Saturday, November 17, 2007

T.G.I.F.

As many of my friends know, I was unemployed for a number of months until I managed to secure employment last July. I was grateful to have the job too, because I was about to run out of money, and having money is much better than not having money. If you don't agree, then try buying a pepperoni Hot Pocket® with nothing but a losing lottery ticket and a heart full of song. That and two quarters will get you a phone call, or maybe some watermelon Jolly Ranchers.

I really wanted to rock at this new job. I had such high aspirations when I first started. I was going to take the company by storm, work hard, diligently apply myself and rise through the ranks until I could eventually acquire enough power to funnel the corporation's vast revenues into fulfilling my lifelong dream of creating a vast army of atomic-powered laser-shooting titanium-shelled super robots capable of taking over the world and executing my every capricious decree with ruthless efficiency. But I think, that every mature working adult realizes that there comes a time when even the purest of aspirations have a way of being brutally crushed by the unforgiving weight of unmitigated laziness.

Actually, "laziness" is a label that stupid people give to a psychological phenomenon that is actually complex in its pathology and diverse in its manifestations. When I was a young man of about 19, I was feeling unexplainably unmotivated and unfulfilled by my work as a gas station attendant. In an attempt to determine the mysterious causes of my distressed mental state, I went to a psychiatrist who ran a rather thorough battery of medical and psychological tests. In the end, I was diagnosed with a condition called Work-Avoidant Personality Disorder, which the DSM IV describes as a psychopathological disorder characterized by hypothyroidism, low levels of serotonin in the blood and abnormally high levels of lead in the ass. At last, a diagnosis that made sense! I was able to treat my condition by reading comic books at work and leaving all the really boring work for the Mexican guy who worked the shift after me. He seemed to enjoy that stuff, whereas I was unfairly saddled with a condition that stole away all the excitement and glamor of emptying trash, mopping floors and cleaning toilets and rendered these tasks colorless, tedius and dull to my poor addled mind.
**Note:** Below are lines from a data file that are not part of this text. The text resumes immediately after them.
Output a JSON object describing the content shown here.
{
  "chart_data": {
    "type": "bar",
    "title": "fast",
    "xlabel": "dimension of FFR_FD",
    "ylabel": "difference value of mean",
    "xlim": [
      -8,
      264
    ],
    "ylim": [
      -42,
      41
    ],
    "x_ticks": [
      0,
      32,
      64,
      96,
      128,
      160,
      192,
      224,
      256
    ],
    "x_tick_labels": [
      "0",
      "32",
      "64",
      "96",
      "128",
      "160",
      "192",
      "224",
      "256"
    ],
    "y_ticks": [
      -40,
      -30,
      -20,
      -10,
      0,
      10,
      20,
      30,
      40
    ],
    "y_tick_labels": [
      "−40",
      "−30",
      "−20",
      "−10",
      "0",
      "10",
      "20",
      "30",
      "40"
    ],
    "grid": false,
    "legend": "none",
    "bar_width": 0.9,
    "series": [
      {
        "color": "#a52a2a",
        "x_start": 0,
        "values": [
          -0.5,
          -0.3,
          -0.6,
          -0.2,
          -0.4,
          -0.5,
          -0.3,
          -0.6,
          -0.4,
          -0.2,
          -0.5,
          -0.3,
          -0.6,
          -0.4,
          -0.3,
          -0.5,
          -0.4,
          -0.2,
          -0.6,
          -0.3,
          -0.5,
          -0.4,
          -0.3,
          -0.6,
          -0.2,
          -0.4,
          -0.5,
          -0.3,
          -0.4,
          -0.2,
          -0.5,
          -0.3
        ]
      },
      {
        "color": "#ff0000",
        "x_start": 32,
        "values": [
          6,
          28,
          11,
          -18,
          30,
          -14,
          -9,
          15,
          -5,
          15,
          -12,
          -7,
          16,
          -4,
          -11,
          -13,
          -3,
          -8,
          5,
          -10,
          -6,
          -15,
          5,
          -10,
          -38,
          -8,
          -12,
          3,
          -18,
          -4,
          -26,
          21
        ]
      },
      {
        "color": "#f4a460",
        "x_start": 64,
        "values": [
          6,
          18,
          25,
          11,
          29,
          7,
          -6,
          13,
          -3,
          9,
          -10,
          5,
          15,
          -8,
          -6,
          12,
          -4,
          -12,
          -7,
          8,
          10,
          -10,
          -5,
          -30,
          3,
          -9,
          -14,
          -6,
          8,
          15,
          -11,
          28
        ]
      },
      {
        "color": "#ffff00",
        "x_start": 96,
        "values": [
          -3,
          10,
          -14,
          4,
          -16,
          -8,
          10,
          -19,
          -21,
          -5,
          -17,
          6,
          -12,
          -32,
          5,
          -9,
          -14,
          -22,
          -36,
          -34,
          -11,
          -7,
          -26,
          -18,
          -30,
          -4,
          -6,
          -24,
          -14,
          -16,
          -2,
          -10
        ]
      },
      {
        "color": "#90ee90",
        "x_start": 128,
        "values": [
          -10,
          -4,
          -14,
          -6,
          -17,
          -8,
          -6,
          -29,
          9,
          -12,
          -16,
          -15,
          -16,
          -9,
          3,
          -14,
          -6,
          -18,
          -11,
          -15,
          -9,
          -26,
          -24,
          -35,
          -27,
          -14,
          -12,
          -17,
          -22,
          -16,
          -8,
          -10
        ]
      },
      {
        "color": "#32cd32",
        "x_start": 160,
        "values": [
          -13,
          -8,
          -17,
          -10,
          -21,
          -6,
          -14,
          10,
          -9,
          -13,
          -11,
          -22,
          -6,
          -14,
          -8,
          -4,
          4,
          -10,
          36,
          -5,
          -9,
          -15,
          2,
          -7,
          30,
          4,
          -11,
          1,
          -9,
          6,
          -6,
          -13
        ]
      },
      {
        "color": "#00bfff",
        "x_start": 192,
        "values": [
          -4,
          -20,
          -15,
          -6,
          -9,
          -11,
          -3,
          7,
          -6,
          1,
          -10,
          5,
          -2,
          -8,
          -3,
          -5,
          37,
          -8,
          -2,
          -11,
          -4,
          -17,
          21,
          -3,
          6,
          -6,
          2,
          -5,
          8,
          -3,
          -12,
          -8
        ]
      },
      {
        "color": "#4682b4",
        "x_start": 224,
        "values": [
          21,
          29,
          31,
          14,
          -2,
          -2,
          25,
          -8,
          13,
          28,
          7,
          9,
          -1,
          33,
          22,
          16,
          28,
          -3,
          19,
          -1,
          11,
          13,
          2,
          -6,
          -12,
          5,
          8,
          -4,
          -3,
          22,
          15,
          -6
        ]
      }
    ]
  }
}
So this explains why, after just 4 months of working at my new job, my dreams of promotion have been replaced by daydreams about Don Knotts and Bob Denver slugging it out in a no-holds-barred cage match to the death. Instead of spending my free time reading policies and procedures on the company website, I spend that time reading the backs of my eyelids. I am not a bad person...I am a victim of nature.

1 comment :

Beniy said...

Jeff Bridges espouses a similar viewpoint, but unlike most of us, he has good looks, and is a tragic victim of nepotism. Thus, the film career and the house in Montanna.